I shoot food too but never, ever with flash - it makes it look terrible. In fact, I rarely ever use flash at all. I do start with photos but the photos were usually taken with a future review in mind to begin with. When I'm out and about I'll not just snap away at pretty places and fun/interesting things to do but opportunities for helpful, instructional reviews as well: the how to's, ya know? These last few weeks in Italy I pointed a lens at everything from pedestrian crossings to train station ticket machines to the hot/cold water pedals on restroom sinks. Anything that's challenging or different - and potentially baffling - to people from my country make for helpful blurbs that just may keep someone else from scratching their 'lil heads.
I think I'm similar to Cathy in my approach :-) When I visit a place there are some things I know immediately I will want to write about on VT and I make sure I take photos of them to illustrate my tips. But I was a keen photographer long before I started contributing here, and trying to take the best photos I can is a key part of any trip for me, so I take plenty that aren't necessarily linked to an idea for a VT tip. But because I like to share these, and because I reckon any place thaty inspired me may do the same for others, I often find myself adding extra tips to my list once I get home and look more carefully at what I have photographed. For the tips I plan to write from the start I always take some notes, but only very brief - just enough to remind me of a few facts and also why I want to recommend the place (why I liked it, what made it stand out etc) But for the extra ones I rely on my incrfeasingly poor memory! I also like to do post-trip research - it helps fill out my tips and I enjoy reading more about places I've visited in any case. Oh, and yes, I do take photos of food in restaurants ;-) It used to embarass my husband but these days he even joins in! But if I can manage without flash I do - not only does it not disturb the atmosphere for other diners, it also makes for a better photo.
I've done all manner of different ways. This includes the methods that annoy everyone else (i.e., start with a tip only and no intro page - as I had no useful information on the community itself other than the one item). You have to start somewhere, as a good intro doesn't usually do much without tips (unless it is a community with nothing in it) and the tips don't do much without a global view of the location, provided by the intro. The best way? Start with what you want to write about first. After all, none of us are paid to write stuff here. It's a hobby not a profession. Keep it enjoyable for yourself.

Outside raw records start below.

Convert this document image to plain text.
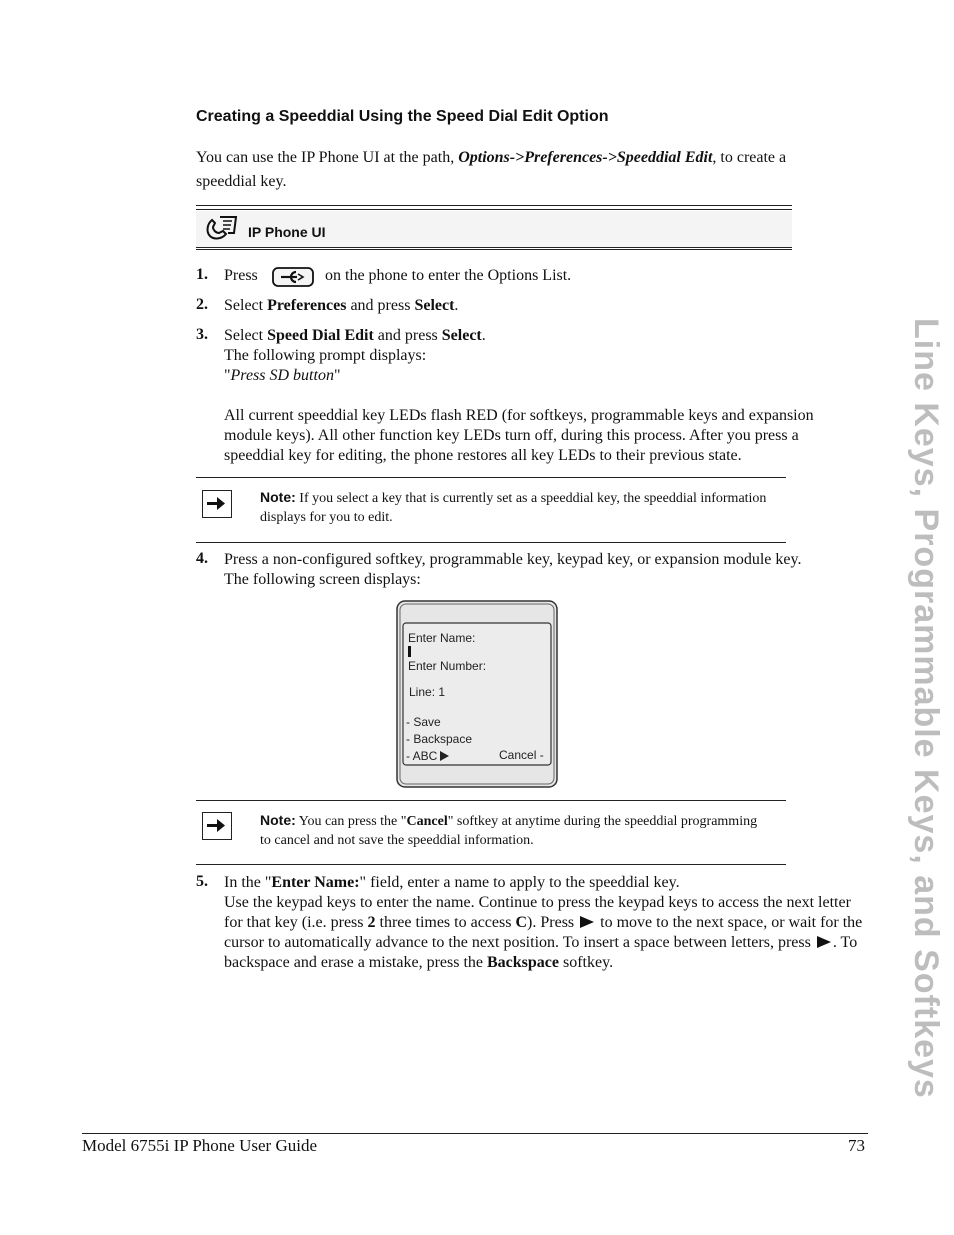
Creating a Speeddial Using the Speed Dial Edit Option
You can use the IP Phone UI at the path, Options->Preferences->Speeddial Edit, to create a speeddial key.
IP Phone UI
1. Press	on the phone to enter the Options List.
2. Select Preferences and press Select.
3. Select Speed Dial Edit and press Select.
The following prompt displays:
"Press SD button"
All current speeddial key LEDs flash RED (for softkeys, programmable keys and expansion module keys). All other function key LEDs turn off, during this process. After you press a speeddial key for editing, the phone restores all key LEDs to their previous state.
Note: If you select a key that is currently set as a speeddial key, the speeddial information displays for you to edit.
4. Press a non-configured softkey, programmable key, keypad key, or expansion module key.
The following screen displays:
Enter Name:
Enter Number:
Line: 1
- Save
- Backspace
- ABC	Cancel -
Note: You can press the "Cancel" softkey at anytime during the speeddial programming to cancel and not save the speeddial information.
5. In the "Enter Name:" field, enter a name to apply to the speeddial key.
Use the keypad keys to enter the name. Continue to press the keypad keys to access the next letter for that key (i.e. press 2 three times to access C). Press  to move to the next space, or wait for the cursor to automatically advance to the next position. To insert a space between letters, press . To backspace and erase a mistake, press the Backspace softkey.	Line Keys, Programmable Keys, and Softkeys
Model 6755i IP Phone User Guide	73
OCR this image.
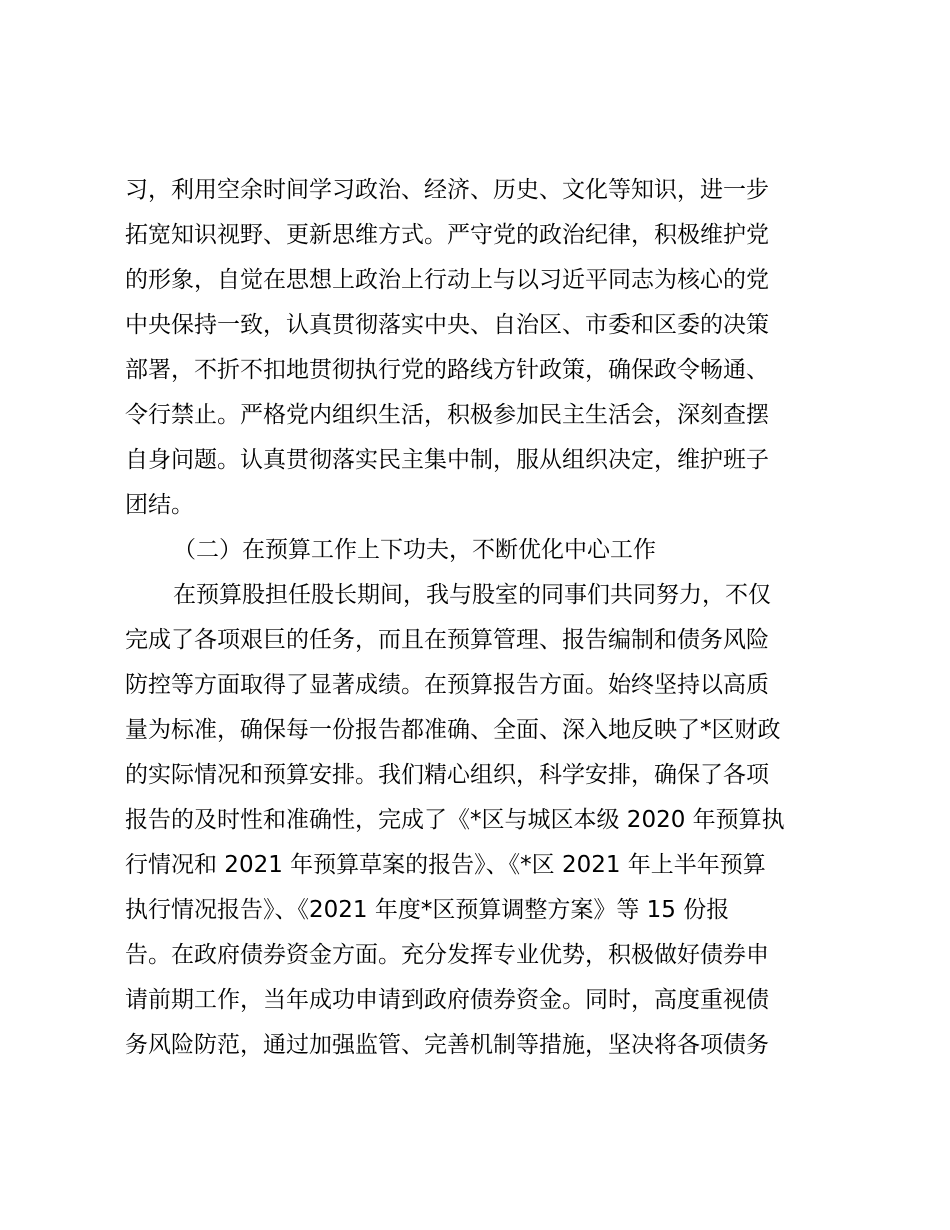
习，利用空余时间学习政治、经济、历史、文化等知识，进一步
拓宽知识视野、更新思维方式。严守党的政治纪律，积极维护党
的形象，自觉在思想上政治上行动上与以习近平同志为核心的党
中央保持一致，认真贯彻落实中央、自治区、市委和区委的决策
部署，不折不扣地贯彻执行党的路线方针政策，确保政令畅通、
令行禁止。严格党内组织生活，积极参加民主生活会，深刻查摆
自身问题。认真贯彻落实民主集中制，服从组织决定，维护班子
团结。
（二）在预算工作上下功夫，不断优化中心工作
在预算股担任股长期间，我与股室的同事们共同努力，不仅
完成了各项艰巨的任务，而且在预算管理、报告编制和债务风险
防控等方面取得了显著成绩。在预算报告方面。始终坚持以高质
量为标准，确保每一份报告都准确、全面、深入地反映了*区财政
的实际情况和预算安排。我们精心组织，科学安排，确保了各项
报告的及时性和准确性，完成了《*区与城区本级 2020 年预算执
行情况和 2021 年预算草案的报告》、《*区 2021 年上半年预算
执行情况报告》、《2021 年度*区预算调整方案》等 15 份报
告。在政府债券资金方面。充分发挥专业优势，积极做好债券申
请前期工作，当年成功申请到政府债券资金。同时，高度重视债
务风险防范，通过加强监管、完善机制等措施，坚决将各项债务
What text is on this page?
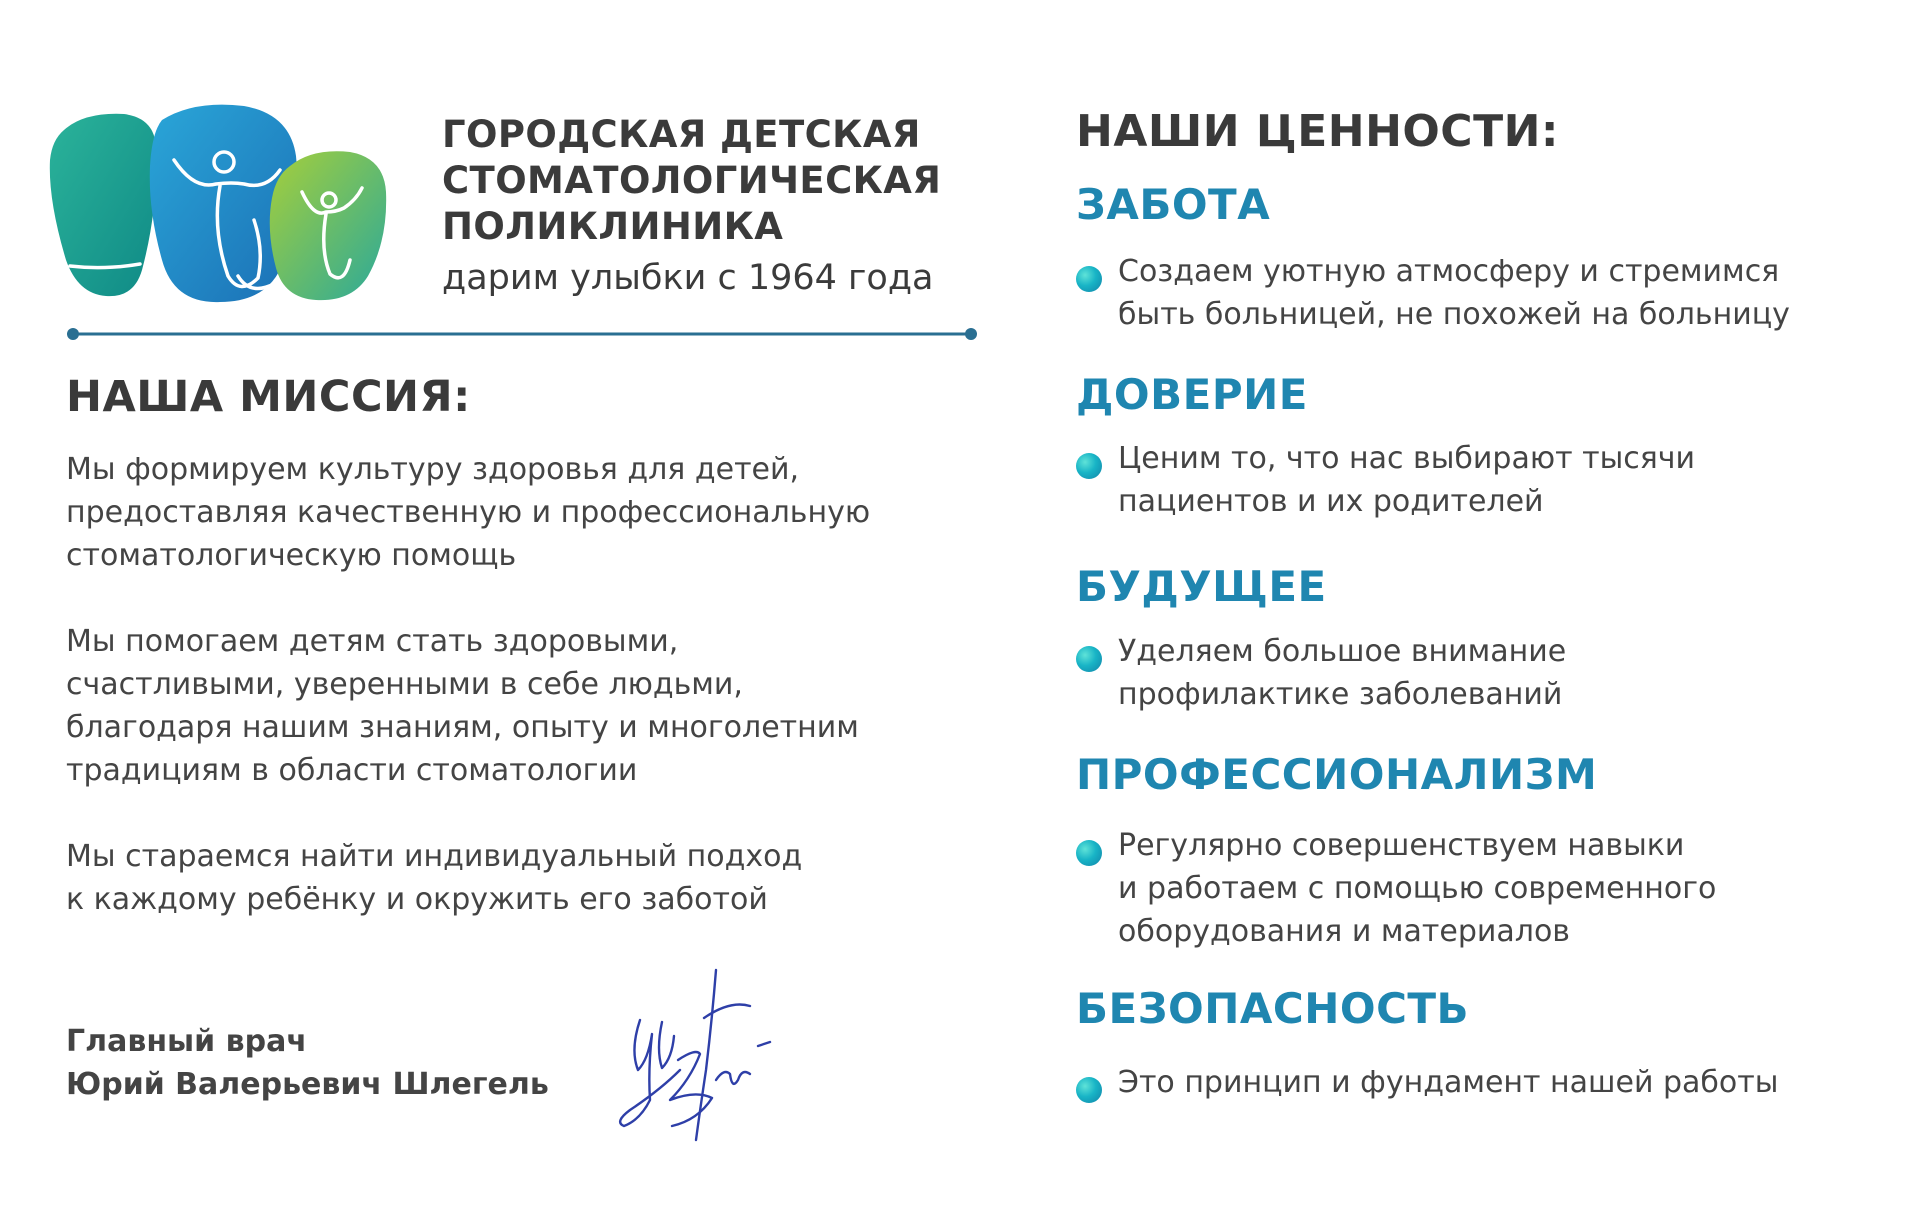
ГОРОДСКАЯ ДЕТСКАЯ
СТОМАТОЛОГИЧЕСКАЯ
ПОЛИКЛИНИКА
дарим улыбки с 1964 года
НАША МИССИЯ:
Мы формируем культуру здоровья для детей,
предоставляя качественную и профессиональную
стоматологическую помощь
Мы помогаем детям стать здоровыми,
счастливыми, уверенными в себе людьми,
благодаря нашим знаниям, опыту и многолетним
традициям в области стоматологии
Мы стараемся найти индивидуальный подход
к каждому ребёнку и окружить его заботой
Главный врач
Юрий Валерьевич Шлегель
НАШИ ЦЕННОСТИ:
ЗАБОТА
Создаем уютную атмосферу и стремимся
быть больницей, не похожей на больницу
ДОВЕРИЕ
Ценим то, что нас выбирают тысячи
пациентов и их родителей
БУДУЩЕЕ
Уделяем большое внимание
профилактике заболеваний
ПРОФЕССИОНАЛИЗМ
Регулярно совершенствуем навыки
и работаем с помощью современного
оборудования и материалов
БЕЗОПАСНОСТЬ
Это принцип и фундамент нашей работы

I also like to build a Provence and Page country, when I first visit a town in a country new to me. Also I check the locations nearby, because the VT database has many many locations available. PJ
locations? yes but not Roslin.
I must admit that whilst I realise that laundromat tips don't make for riveting reading, I find them extremely helpful as I am always looking for a laundromat when I am travelling. Washing clothes under the shower is fine, but every few days I like to think that they are having a good machine wash. So please don't stop writing laundromat tips. Some tips are better with the right amount of passion and others are just plain good for much needed information.
LOL, Kate - we just did laundry in Florence and I took pictures!!